Monday, March 15, 2010

Hunger

(Steve McQueen, U.K./Ireland, 2008)

A beautiful, troubling, and entirely refreshing film. McQueen, a well-known video artist, has successfully navigated a daunting project, maintaining a perfect balance between the narrative and the poetic, the lyrical and the cerebral, and bringing conceptual rigor to a story steeped in pathos and fraught politics. As has been noted elsewhere, the film functions as a kind of triptych. Part one sets the stage, but in an elliptical (and highly methodical) fashion, immersing the audience in the physical environment of the Maze, and remarking on the way the human lives are shaped by the environment. Part two is the theoretic exegesis on the morality & effectiveness of the hunger strike as a strategy, an audacious sequence that succeeds in simultaneously revealing thematic content and character. It might be more accurate to say that this section begins as a didactic, somewhat abstract dialogue and becomes a portrait of the individuals engaged in the dialogue. And there's part three, where the film becomes most lyrical and most harrowing. The physical decay is difficult to watch, but it draws all of the disparate elements we've seen before together, and the uniting is an aesthetic accomplishment of stunning subtlety and grace. All of the film's many oppositions - Catholic and Protestant, inside and outside, cleanliness and filth, violence and tenderness, are drawn together, or maybe it would be more accurate to say they are simply erased. All that's left is the absolute inviolability of a human being, and the tragedy of its demise, whatever one may feel about the political conditions that determine the circumstances of the death. (The lack of controversy surrounding the film's release confirms this, at least in part.) McQueen manages to exhibit the palpable physicality of politics, while at the same time providing a visceral statement on the human condition, here expressed by the title, which is both literal and metaphorical. How much do we need to sustain us - in flesh and spirit - and how long can we go without the sustenance we seek?

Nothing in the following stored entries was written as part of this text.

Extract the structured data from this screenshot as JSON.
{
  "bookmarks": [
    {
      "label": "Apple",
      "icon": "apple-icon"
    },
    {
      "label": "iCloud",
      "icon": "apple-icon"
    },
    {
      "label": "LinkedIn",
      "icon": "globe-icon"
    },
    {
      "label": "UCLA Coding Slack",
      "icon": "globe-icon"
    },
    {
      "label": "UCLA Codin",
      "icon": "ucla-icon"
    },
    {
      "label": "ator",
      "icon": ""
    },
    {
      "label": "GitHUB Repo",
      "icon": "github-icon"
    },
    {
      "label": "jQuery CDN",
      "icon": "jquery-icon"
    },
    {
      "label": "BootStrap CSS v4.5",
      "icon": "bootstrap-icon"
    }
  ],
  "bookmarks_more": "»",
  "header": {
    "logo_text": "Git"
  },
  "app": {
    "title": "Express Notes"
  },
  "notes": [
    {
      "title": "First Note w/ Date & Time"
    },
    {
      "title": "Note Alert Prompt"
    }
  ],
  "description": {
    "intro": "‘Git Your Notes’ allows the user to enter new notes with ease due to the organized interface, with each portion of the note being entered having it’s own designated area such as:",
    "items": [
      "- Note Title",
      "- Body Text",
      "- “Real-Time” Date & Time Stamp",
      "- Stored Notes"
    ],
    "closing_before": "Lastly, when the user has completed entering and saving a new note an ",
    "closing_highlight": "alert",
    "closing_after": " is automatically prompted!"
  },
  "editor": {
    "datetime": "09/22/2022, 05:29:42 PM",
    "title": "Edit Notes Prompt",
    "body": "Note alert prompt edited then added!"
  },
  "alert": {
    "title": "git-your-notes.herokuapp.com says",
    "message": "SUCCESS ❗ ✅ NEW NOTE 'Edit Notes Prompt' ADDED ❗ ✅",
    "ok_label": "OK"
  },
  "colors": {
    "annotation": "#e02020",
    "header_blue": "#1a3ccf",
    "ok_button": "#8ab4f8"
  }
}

*A corollary to this final question, and a hint at the answer, lies in the question of: how much do we get to choose about what we consume, in the way of ideas, food, emotions, experience, and what bearing does that have on how are lives are lived? I would say McQueen seems to be suggesting that a certain aspect of living a meaningful life (or dying a meaningful death) is deciding just what kind of things we "hunger" for, and under what conditions we are willing to give them up.